The Massachusetts decided Commonwealth v. Davis today further defining the law as it related to OUI marijuana in Massachusetts. The Davis decision involved the issue of when the police have probable cause to arrest someone for OUI marijuana.
The SJC found that the judge correctly denied the motion to suppress finding that the officer’s observations met the standard of probable cause need to make an arrest. The SJC acknowledged that it is difficult to detect impairment by marijuana since there are not validated field sobriety tests. However, the court indicated that a judge is permitted to rely on the officer’s observations.
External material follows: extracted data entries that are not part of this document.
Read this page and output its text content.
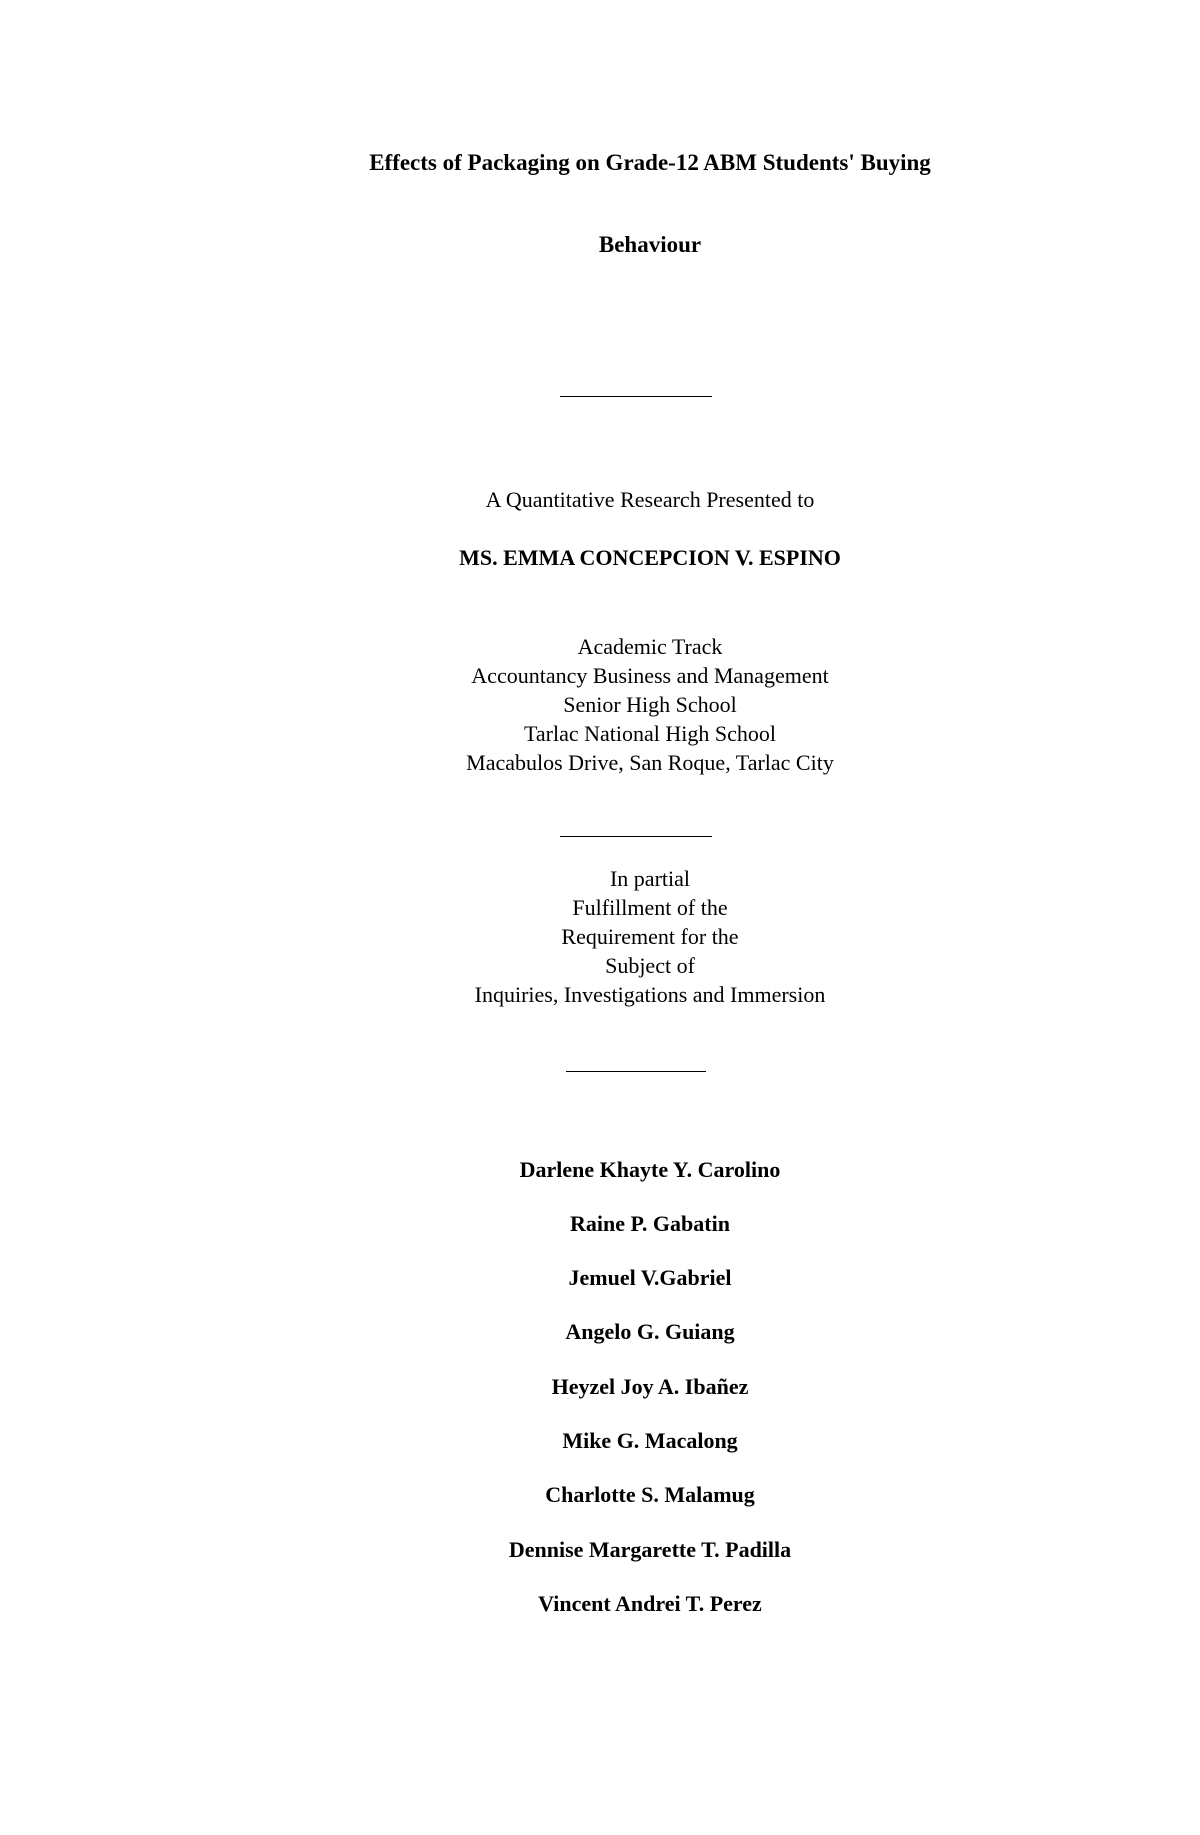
Effects of Packaging on Grade-12 ABM Students' Buying
Behaviour
A Quantitative Research Presented to
MS. EMMA CONCEPCION V. ESPINO
Academic Track
Accountancy Business and Management
Senior High School
Tarlac National High School
Macabulos Drive, San Roque, Tarlac City
In partial
Fulfillment of the
Requirement for the
Subject of
Inquiries, Investigations and Immersion
Darlene Khayte Y. Carolino
Raine P. Gabatin
Jemuel V.Gabriel
Angelo G. Guiang
Heyzel Joy A. Ibañez
Mike G. Macalong
Charlotte S. Malamug
Dennise Margarette T. Padilla
Vincent Andrei T. Perez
The SJC held that the officer can testify about the driving, the odor of marijuana and subjective observations of the individual’s appearance and condition. The SJC noted that the testimony was that the defendant admitted to smoking, had slow coordination and difficulty focusing. The Court contrasted the Davis case with its other decision in Commonwealth v. Daniels where the it found not reasonable suspicion when the there was no testimony that the defendant’s alertness, judgment or ability to respond promptly had been impacted.
The Davis decision is the first case from the SJC on probable cause for OUI marijuana and the Court is likely to have to readdress this issue in future cases. The Court declined to further extend its decision in Commonwealth v. Gerhardt to call into question the lack of studied method to determine impairment by marijuana.